In the last three weeks we have been out together, as a couple, without children, on an evening, three times. We have had countless daytime dates and we are enjoying spending time together so much. We are still enjoying quality time with the children, but we have made ourselves a promise that we are going to make the effort to go out together as a couple, in the evening more.

 

This transformation is about so much more than going out though.

Look at our faces in the photos above. Now look at this photo from our holiday a couple of years ago. 

I loved this photo, I thought it was a really happy photo of the two of us. But look how much happier we look in the recent photos

It feels as though a light has been switched back on inside us and we are filled with a new found appreciation of life and our relationship.

We have been together for 18 years this year, and I feel like I did when we first got together. 

Life as a couple is never linear. It is not a simple path. It is a rollercoaster. It has twists, turns, challenges and triumphs. During our time together we have overcome serious physical health challenges, parenting challenges, financial worries, grief… and that’s just the tip of the iceberg!

We have also been blessed to have three beautiful children, amazing parents, incredible friends, fabulous days out, heart warming parents evenings, holidays with loved ones and pure pride and joy watching our children grow and achieve their own successes. 

 

When I was younger I remember my lovely Dad talking to me about  a family friend who was going through a divorce at the time. I was asking what had gone wrong. Dad, in his wisdom, said that nothing  had gone wrong. They had just stopped loving each other. He was really candid and said that he and Mum had just been really lucky because they had always managed to grow together as they had changed as they had got older, “not everyone is so lucky”, he said.  
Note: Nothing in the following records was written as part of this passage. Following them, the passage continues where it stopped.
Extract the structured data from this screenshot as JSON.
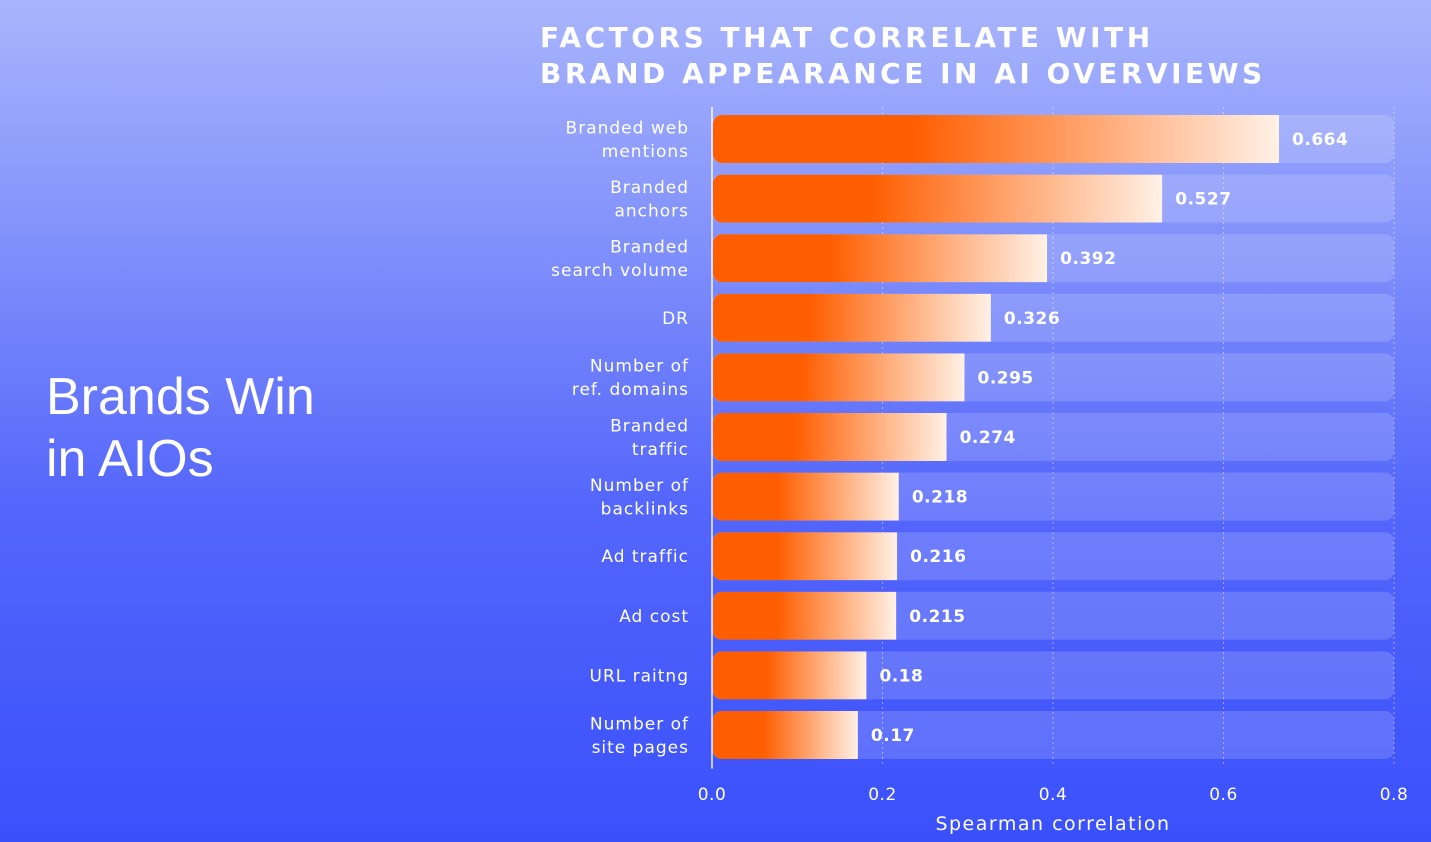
{
  "heading": {
    "line1": "Brands Win",
    "line2": "in AIOs"
  },
  "chart_data": {
    "type": "bar",
    "orientation": "horizontal",
    "title_line1": "FACTORS THAT CORRELATE WITH",
    "title_line2": "BRAND APPEARANCE IN AI OVERVIEWS",
    "categories": [
      [
        "Branded web",
        "mentions"
      ],
      [
        "Branded",
        "anchors"
      ],
      [
        "Branded",
        "search volume"
      ],
      [
        "DR"
      ],
      [
        "Number of",
        "ref. domains"
      ],
      [
        "Branded",
        "traffic"
      ],
      [
        "Number of",
        "backlinks"
      ],
      [
        "Ad traffic"
      ],
      [
        "Ad cost"
      ],
      [
        "URL raitng"
      ],
      [
        "Number of",
        "site pages"
      ]
    ],
    "values": [
      0.664,
      0.527,
      0.392,
      0.326,
      0.295,
      0.274,
      0.218,
      0.216,
      0.215,
      0.18,
      0.17
    ],
    "value_labels": [
      "0.664",
      "0.527",
      "0.392",
      "0.326",
      "0.295",
      "0.274",
      "0.218",
      "0.216",
      "0.215",
      "0.18",
      "0.17"
    ],
    "xlabel": "Spearman correlation",
    "xlim": [
      0,
      0.8
    ],
    "xticks": [
      "0.0",
      "0.2",
      "0.4",
      "0.6",
      "0.8"
    ],
    "grid": true,
    "colors": {
      "bar_start": "#ff5e00",
      "bar_end": "#fff1e6",
      "track": "#ffffff"
    }
  }
}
These words have come to me many times over the years, and he probably doesn’t even remember the conversation. It’s so true though. Over the years our marriage has had some rocky times. Times I wasn’t sure we could get through. Times I considered walking away. Fortunately, just as we were getting to that point, we always managed to pull back together. Life would get really difficult and something would happen to make us remember how fortunate we are to have each other and give us a new found appreciation of our marriage.  

I believe you can have several marriages to the same person without ever getting divorced. I know that we are on maybe marriage number three or four now. Every time we have had something dramatic to cope with, we reinvent ourselves, and our relationship deepens, and grows more beautiful than ever. 

It is easy when life is busy and you have; children, family, work, a home to look after, to lose track of the important things. We get busy doing and forget to be. 

I have always loved my husband but it is often easy when you are busy and tired to scale back the little actions that can make your relationship really special. Whether it is remembering to give each other a kiss before you leave, making a cuppa in bed, paying them a complement or just generally supporting each other.  Taking time to really invest some time and energy into your relationship is never wasted, it will, in most cases, reap rewards and you will get back all that you put in and more. 

Sometimes, life can give you a little nudge to make these changes – like giving you a reason to go out as a couple and reminding you how much you need that – but sometimes you have to make a decision yourself. 

Yes we had the initial nudge and we went out to the after show party together, but we then made the decision to extend that impact and make sure that we were able to also go to the birthday party. We have committed to going out together much more often. We will make this happen.

Life has changed and it is happier and healthier because of one event, one decision. You just never know when life might give you that nudge in the right direction. Keep looking out for the signs.